Will there be no Christmas rally this year?

If we take cryptocurrencies as a barometer of investor sentiment, December began with a sharp blow to risk appetite: Bitcoin price fell back below $90,000. As for what triggered this sudden wave of pessimism, it wasn’t that the odds of a rate cut suddenly changed course again. According to crypto analysts, the decline stemmed more from sector-specific concerns, including:

  • S&P downgrading USDT’s stability rating to its lowest level over fears that a drop in BTC prices could leave the stablecoin insufficiently backed.
  • Comments from MicroStrategy’s CEO, who said the company might sell some of its bitcoin holdings if its valuation fell below the value of its BTC reserves.

That said, while the negative headlines may have played a role, the market actually started falling well after these news items came out. This suggests that the decline may have been driven more by technical factors.
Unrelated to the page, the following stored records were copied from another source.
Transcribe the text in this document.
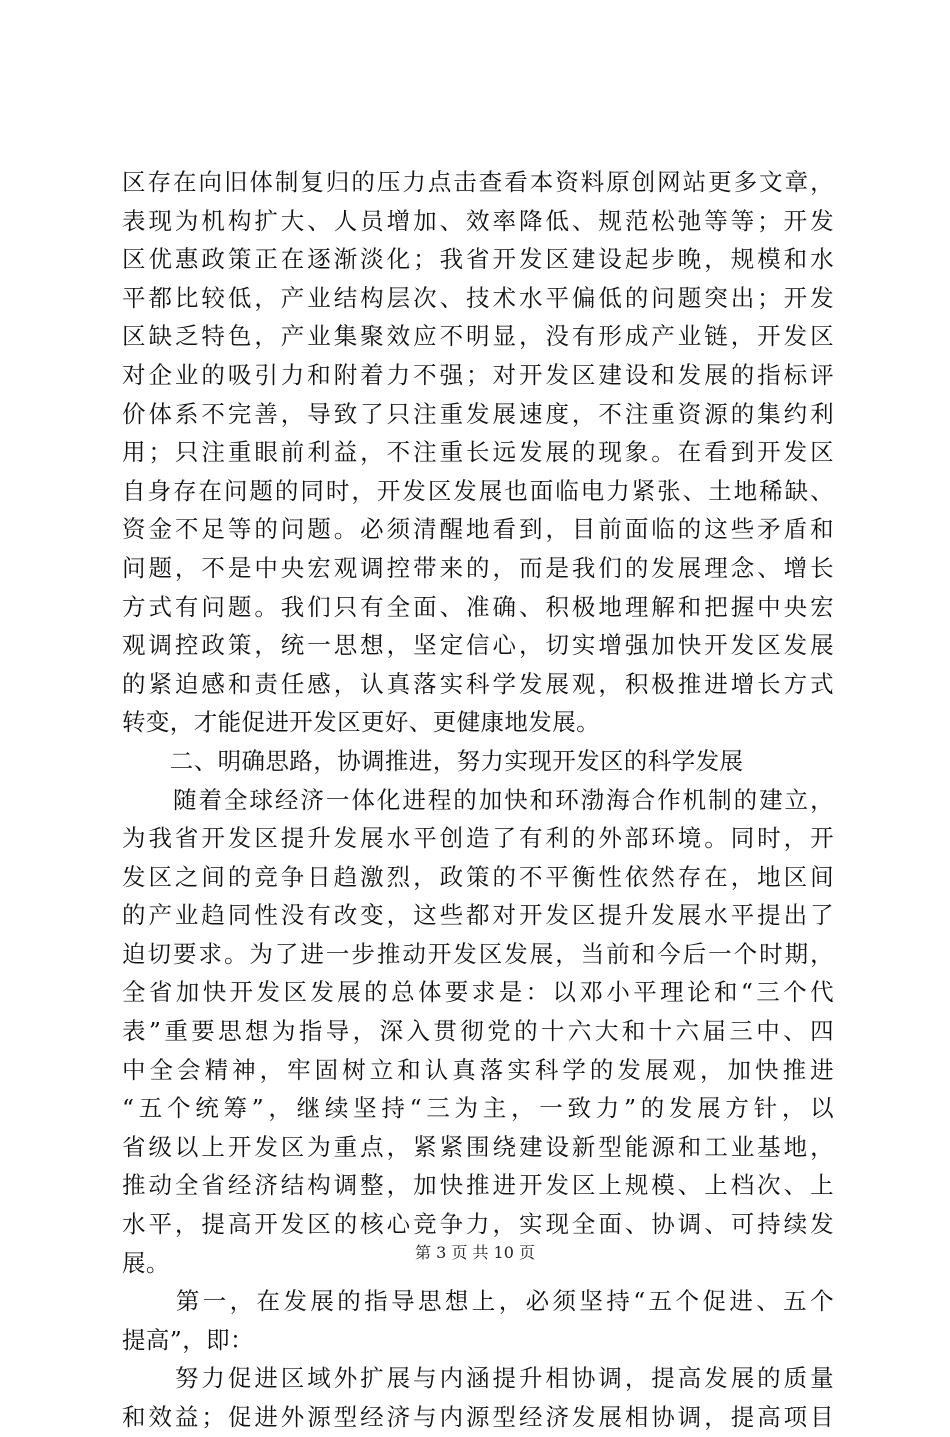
区存在向旧体制复归的压力点击查看本资料原创网站更多文章，
表现为机构扩大、人员增加、效率降低、规范松弛等等；开发
区优惠政策正在逐渐淡化；我省开发区建设起步晚，规模和水
平都比较低，产业结构层次、技术水平偏低的问题突出；开发
区缺乏特色，产业集聚效应不明显，没有形成产业链，开发区
对企业的吸引力和附着力不强；对开发区建设和发展的指标评
价体系不完善，导致了只注重发展速度，不注重资源的集约利
用；只注重眼前利益，不注重长远发展的现象。在看到开发区
自身存在问题的同时，开发区发展也面临电力紧张、土地稀缺、
资金不足等的问题。必须清醒地看到，目前面临的这些矛盾和
问题，不是中央宏观调控带来的，而是我们的发展理念、增长
方式有问题。我们只有全面、准确、积极地理解和把握中央宏
观调控政策，统一思想，坚定信心，切实增强加快开发区发展
的紧迫感和责任感，认真落实科学发展观，积极推进增长方式
转变，才能促进开发区更好、更健康地发展。
　　二、明确思路，协调推进，努力实现开发区的科学发展
　　随着全球经济一体化进程的加快和环渤海合作机制的建立，
为我省开发区提升发展水平创造了有利的外部环境。同时，开
发区之间的竞争日趋激烈，政策的不平衡性依然存在，地区间
的产业趋同性没有改变，这些都对开发区提升发展水平提出了
迫切要求。为了进一步推动开发区发展，当前和今后一个时期，
全省加快开发区发展的总体要求是：以邓小平理论和“三个代
表”重要思想为指导，深入贯彻党的十六大和十六届三中、四
中全会精神，牢固树立和认真落实科学的发展观，加快推进
“五个统筹”，继续坚持“三为主，一致力”的发展方针，以
省级以上开发区为重点，紧紧围绕建设新型能源和工业基地，
推动全省经济结构调整，加快推进开发区上规模、上档次、上
水平，提高开发区的核心竞争力，实现全面、协调、可持续发
展。
　　第一，在发展的指导思想上，必须坚持“五个促进、五个
提高”，即：
　　努力促进区域外扩展与内涵提升相协调，提高发展的质量
和效益；促进外源型经济与内源型经济发展相协调，提高项目
第 3 页 共 10 页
Does this mean the pessimism shouldn’t spread to U.S. stocks?

S&P 500 and Nasdaq futures have already opened the week in the red. However, for a more widespread decline in US stocks to occur, clear triggers would be needed. Assuming that the ADP private sector employment report for November, initial jobless claims, and September PCE data do not disappoint this week, and that the Fed cuts rates on December 10, other risks could weigh on confidence.

One of these is the potential bursting of the AI bubble. 

Beyond Michael Burry’s allegations of accounting fraud by large technology companies, The Economist notes that while companies plan to invest around $5 trillion in AI, actual adoption is only between 10% and 12%, raising questions about whether these investments can yield a return. To reach the break-even point, annual revenue generated by AI would have to increase from the current $50 billion to around $650 billion.

Another risk is a repeat of the yen carry trade crisis. If yen loans become expensive, a large number of leveraged positions will begin to falter. When those trades cease to be profitable, there will be massive liquidations and margin calls.

Jerome Powell, who is scheduled to speak today, could offer a potential lifeline. Today also marks the official end of the Federal Reserve’s quantitative tightening program. If the central bank signals a shift toward a new round of quantitative easing, that could provide some support for risk assets.